AS PAIXÕES DO PODER: Sêneca aos olhos de um povo noveleiro.

PARA INÍCIO DE CONVERSA

Pensar a obra de Sêneca sem levar tanto em conta seu contexto histórico e a preocupação de
encontrar vestígios do que acontecia em sua vida antes e durante a produção de Fedra se
mostra um desafio necessário. Necessário pois ainda há muito que não sabemos a respeito da
vida de nossos vizinhos, quanto mais a de alguém cujo tempoespaço se distancie tanto do
nosso. Talvez justamente por conta dessa suspensão causada pelo distanciamento a obra do
grande estóico se mostre tão relevante e necessária aqui e agora. Ao menos é o que sinto.

Evidentemente, o filósofo, teatrólogo e retor (profissões que até parecem contrapostas)


tivera enorme atenção justamente devida à sua influência na construção do que chamamos
ocidente. Quando Sêneca se apropria do mito de Fedra, assim como acontece com qualquer
outro mito que seja recontado, o tragediógrafo se vale de um tempo e lugar distantes do seu
próprio e nos convém observar que por isso ele possa tomar certa liberdade para ensinar lições
que atravessem sua era e nos sejam muito valiosas. Suas referências, notoriamente, não são as
mesmas que as nossas, portanto a leitura sensata evita o anacronismo, só que, ainda assim, os
temas tratados pelo autor teimam em se repetir ao longo das narrativas, sejam elas bem
ficcionalizadas por contadores treinados ou apenas repetidas por meio de um aplicativo.

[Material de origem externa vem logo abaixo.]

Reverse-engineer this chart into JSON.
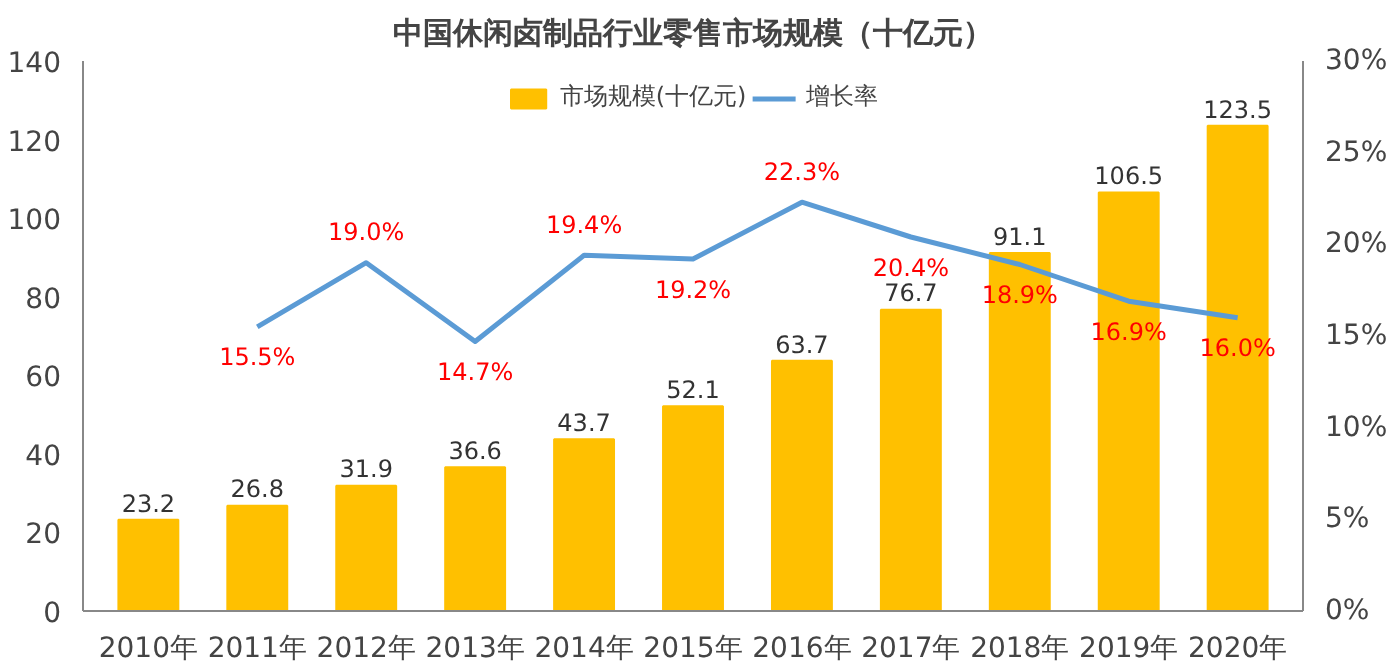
{
  "chart_data": {
    "type": "bar",
    "title": "中国休闲卤制品行业零售市场规模（十亿元）",
    "categories": [
      "2010年",
      "2011年",
      "2012年",
      "2013年",
      "2014年",
      "2015年",
      "2016年",
      "2017年",
      "2018年",
      "2019年",
      "2020年"
    ],
    "series": [
      {
        "name": "市场规模(十亿元)",
        "color": "#ffc000",
        "values": [
          23.2,
          26.8,
          31.9,
          36.6,
          43.7,
          52.1,
          63.7,
          76.7,
          91.1,
          106.5,
          123.5
        ],
        "value_labels": [
          "23.2",
          "26.8",
          "31.9",
          "36.6",
          "43.7",
          "52.1",
          "63.7",
          "76.7",
          "91.1",
          "106.5",
          "123.5"
        ]
      },
      {
        "name": "增长率",
        "type": "line",
        "axis": "y2",
        "color": "#5b9bd5",
        "values": [
          null,
          15.5,
          19.0,
          14.7,
          19.4,
          19.2,
          22.3,
          20.4,
          18.9,
          16.9,
          16.0
        ],
        "value_labels": [
          null,
          "15.5%",
          "19.0%",
          "14.7%",
          "19.4%",
          "19.2%",
          "22.3%",
          "20.4%",
          "18.9%",
          "16.9%",
          "16.0%"
        ]
      }
    ],
    "ylim": [
      0,
      140
    ],
    "yticks": [
      0,
      20,
      40,
      60,
      80,
      100,
      120,
      140
    ],
    "y2lim": [
      0,
      30
    ],
    "y2ticks": [
      {
        "value": 0,
        "label": "0%"
      },
      {
        "value": 5,
        "label": "5%"
      },
      {
        "value": 10,
        "label": "10%"
      },
      {
        "value": 15,
        "label": "15%"
      },
      {
        "value": 20,
        "label": "20%"
      },
      {
        "value": 25,
        "label": "25%"
      },
      {
        "value": 30,
        "label": "30%"
      }
    ],
    "legend": "top"
  }
}
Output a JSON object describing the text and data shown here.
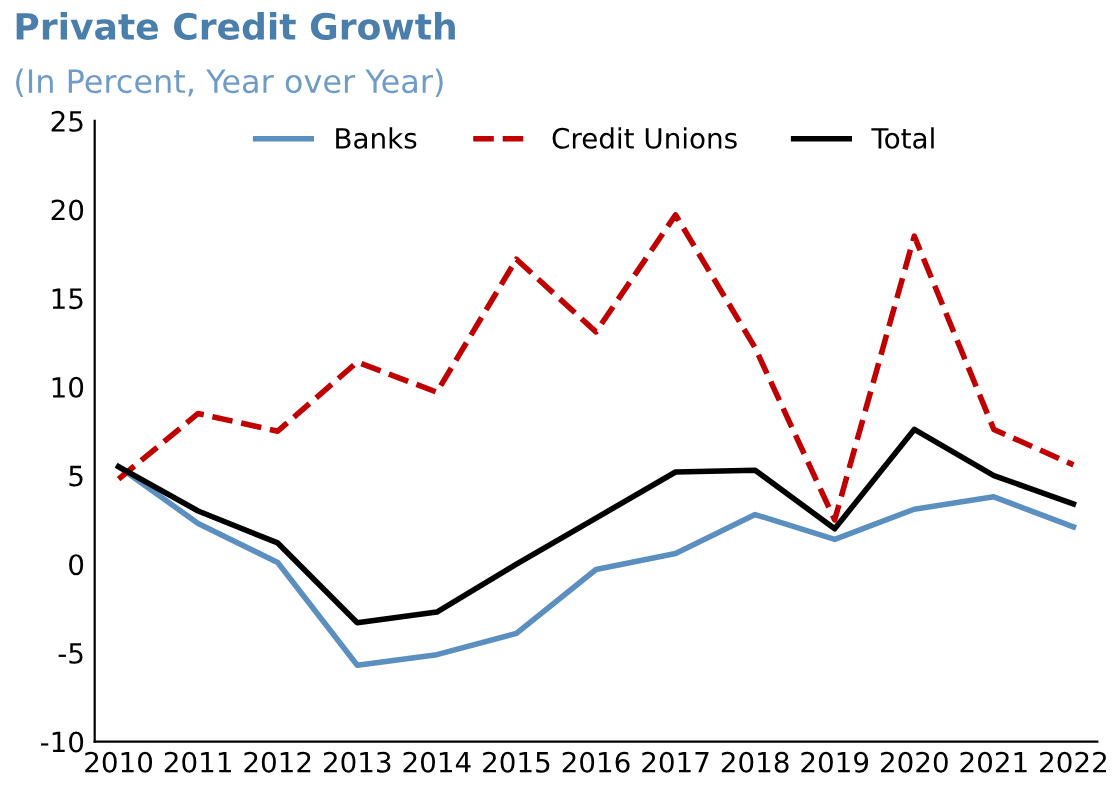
{
  "chart_data": {
    "type": "line",
    "title": "Private Credit Growth",
    "subtitle": "(In Percent, Year over Year)",
    "categories": [
      "2010",
      "2011",
      "2012",
      "2013",
      "2014",
      "2015",
      "2016",
      "2017",
      "2018",
      "2019",
      "2020",
      "2021",
      "2022"
    ],
    "series": [
      {
        "name": "Banks",
        "color": "#5b8fbf",
        "line_style": "solid",
        "values": [
          5.5,
          2.3,
          0.1,
          -5.7,
          -5.1,
          -3.9,
          -0.3,
          0.6,
          2.8,
          1.4,
          3.1,
          3.8,
          2.1
        ]
      },
      {
        "name": "Credit Unions",
        "color": "#c00000",
        "line_style": "dashed",
        "values": [
          4.8,
          8.5,
          7.5,
          11.4,
          9.7,
          17.2,
          13.1,
          19.7,
          12.2,
          2.5,
          18.5,
          7.6,
          5.6
        ]
      },
      {
        "name": "Total",
        "color": "#000000",
        "line_style": "solid",
        "values": [
          5.5,
          3.0,
          1.2,
          -3.3,
          -2.7,
          0.0,
          2.6,
          5.2,
          5.3,
          2.0,
          7.6,
          5.0,
          3.4
        ]
      }
    ],
    "ylim": [
      -10,
      25
    ],
    "yticks": [
      -10,
      -5,
      0,
      5,
      10,
      15,
      20,
      25
    ],
    "grid": false,
    "legend": "top"
  }
}
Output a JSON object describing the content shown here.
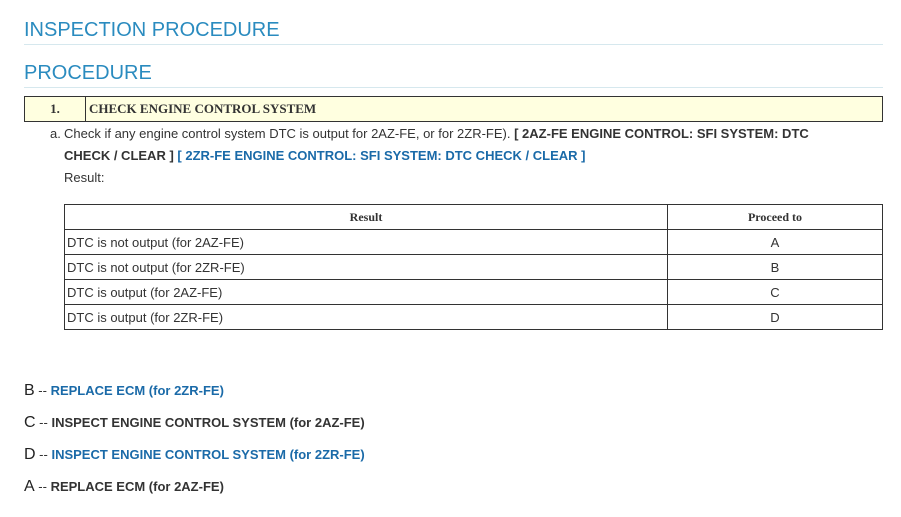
{
  "headings": {
    "inspection": "INSPECTION PROCEDURE",
    "procedure": "PROCEDURE"
  },
  "step": {
    "number": "1.",
    "title": "CHECK ENGINE CONTROL SYSTEM"
  },
  "instruction": {
    "marker": "a.",
    "text": "Check if any engine control system DTC is output for 2AZ-FE, or for 2ZR-FE).",
    "ref1": "[ 2AZ-FE ENGINE CONTROL: SFI SYSTEM: DTC CHECK / CLEAR ]",
    "ref2": "[ 2ZR-FE ENGINE CONTROL: SFI SYSTEM: DTC CHECK / CLEAR ]",
    "result_label": "Result:"
  },
  "table": {
    "headers": [
      "Result",
      "Proceed to"
    ],
    "rows": [
      [
        "DTC is not output (for 2AZ-FE)",
        "A"
      ],
      [
        "DTC is not output (for 2ZR-FE)",
        "B"
      ],
      [
        "DTC is output (for 2AZ-FE)",
        "C"
      ],
      [
        "DTC is output (for 2ZR-FE)",
        "D"
      ]
    ]
  },
  "results": [
    {
      "letter": "B",
      "sep": " -- ",
      "text": "REPLACE ECM (for 2ZR-FE)",
      "link": true
    },
    {
      "letter": "C",
      "sep": " -- ",
      "text": "INSPECT ENGINE CONTROL SYSTEM (for 2AZ-FE)",
      "link": false
    },
    {
      "letter": "D",
      "sep": " -- ",
      "text": "INSPECT ENGINE CONTROL SYSTEM (for 2ZR-FE)",
      "link": true
    },
    {
      "letter": "A",
      "sep": " -- ",
      "text": "REPLACE ECM (for 2AZ-FE)",
      "link": false
    }
  ]
}
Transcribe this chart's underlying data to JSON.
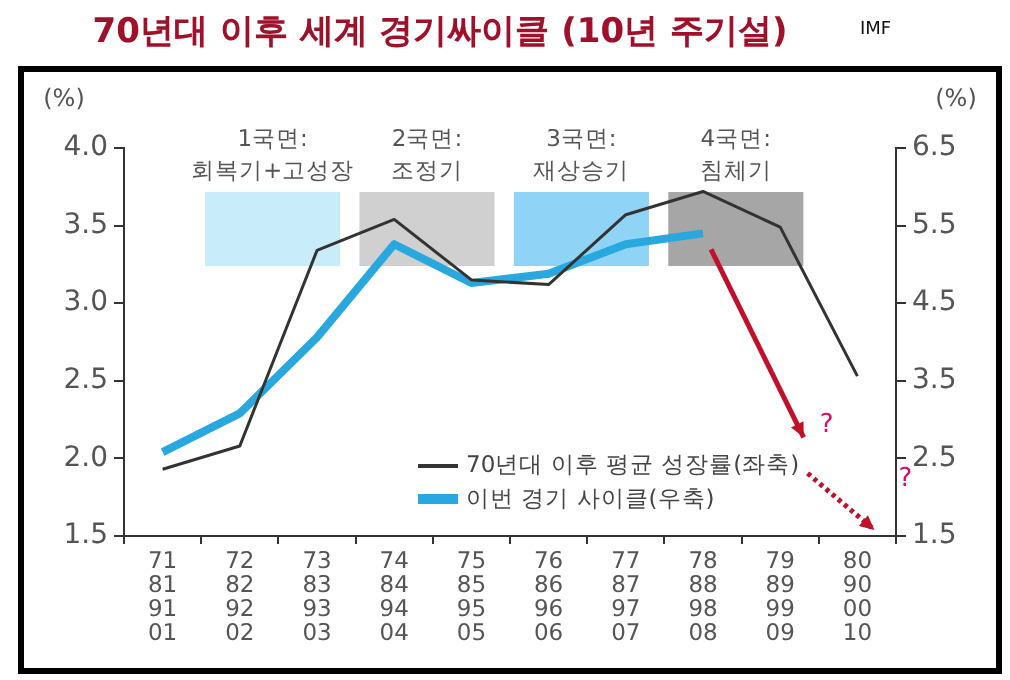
{
  "chart_data": {
    "type": "line",
    "title": "70년대 이후 세계 경기싸이클 (10년 주기설)",
    "ylabel": "(%)",
    "y2label": "(%)",
    "categories": [
      "71\n81\n91\n01",
      "72\n82\n92\n02",
      "73\n83\n93\n03",
      "74\n84\n94\n04",
      "75\n85\n95\n05",
      "76\n86\n96\n06",
      "77\n87\n97\n07",
      "78\n88\n98\n08",
      "79\n89\n99\n09",
      "80\n90\n00\n10"
    ],
    "ylim": [
      1.5,
      4.0
    ],
    "yticks": [
      1.5,
      {
        "value": 2,
        "label": "2.0"
      },
      2.5,
      {
        "value": 3,
        "label": "3.0"
      },
      3.5,
      {
        "value": 4,
        "label": "4.0"
      }
    ],
    "y2lim": [
      1.5,
      6.5
    ],
    "y2ticks": [
      1.5,
      2.5,
      3.5,
      4.5,
      5.5,
      6.5
    ],
    "series": [
      {
        "name": "70년대 이후 평균 성장률(좌축)",
        "color": "#333333",
        "values": [
          1.93,
          2.08,
          3.34,
          3.54,
          3.15,
          3.12,
          3.57,
          3.72,
          3.49,
          2.53
        ]
      },
      {
        "name": "이번 경기 사이클(우축)",
        "color": "#29a8e0",
        "axis": "y2",
        "values": [
          2.58,
          3.08,
          4.06,
          5.26,
          4.76,
          4.88,
          5.26,
          5.4,
          null,
          null
        ]
      }
    ],
    "bands": [
      {
        "axis": "x",
        "from": "72\n82\n92\n02",
        "to": "73\n83\n93\n03",
        "label": "1국면:\n회복기+고성장",
        "color": "#c9ecfa"
      },
      {
        "axis": "x",
        "from": "74\n84\n94\n04",
        "to": "75\n85\n95\n05",
        "label": "2국면:\n조정기",
        "color": "#d0d0d0"
      },
      {
        "axis": "x",
        "from": "76\n86\n96\n06",
        "to": "77\n87\n97\n07",
        "label": "3국면:\n재상승기",
        "color": "#8fd3f7"
      },
      {
        "axis": "x",
        "from": "78\n88\n98\n08",
        "to": "79\n89\n99\n09",
        "label": "4국면:\n침체기",
        "color": "#a6a6a6"
      }
    ],
    "legend": "bottom right",
    "grid": false,
    "marker": "none",
    "annotations": [
      "IMF",
      "?",
      "?"
    ]
  }
}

Assim como na nossa era, o texto de Sêneca é recheado de maus exemplos e seus
protagonistas sucumbem um após outro por se permitirem levar pelo fúror, ou seja, pelas
paixões, em especial pelo ódio, neste caso o ódio que está relacionado diretamente ao amor.
Essa permissividade, observada no próprio texto “Quem se embriaga com riquezas e se
enfraquece / na intemperança, quer sempre novos prazeres” [vv. 211,212], acomete com muito
mais facilidade a alma que se conforta rodeada de poderes, mas também põe à prova até
mesmo a serva a quem o autor confere os melhores argumentos, sejam a favor do que ensina
ou não.
A tragédia da rainha abandonada que se apaixona pelo enteado, do enteado que a odeia
assim como a todas as mulheres, da ama que intermedeia o contato dos dois e do rei que, cego
de ódio, causa a morte do próprio filho remonta diversas tradições anteriores sem copiar
nenhuma. Diferente de Teseu que, já ciente da própria desgraça, tenta remontar o corpo do
filho esquartejado sem sucesso, Sêneca reúne em sua composição Homero, Eurípedes, Ovídio,
possivelmente Sófocles e provavelmente muito mais em um só corpus que de tão
organicamente suturado vive para nos ensinar o que acontece quando ignoramos a razão.

E ENTÃO, O QUE ACONTECE?

Nos vemos igualmente transtornados, enlouquecidos e, finalmente, transmutados em


monstros capazes das perversidades mais atrozes. Perversidades essas que não deixam de ser
voluntárias pois saber-se em chamas como Fedra:

[ vv. 651-655]

Um ardor, uma paixão


consome meu coração insano. Oculto
nas minhas entranhas, um fogo em fúria ferve
no íntimo do meu ser, me circula nas veias,
como chamas que escorrem em altos lambris.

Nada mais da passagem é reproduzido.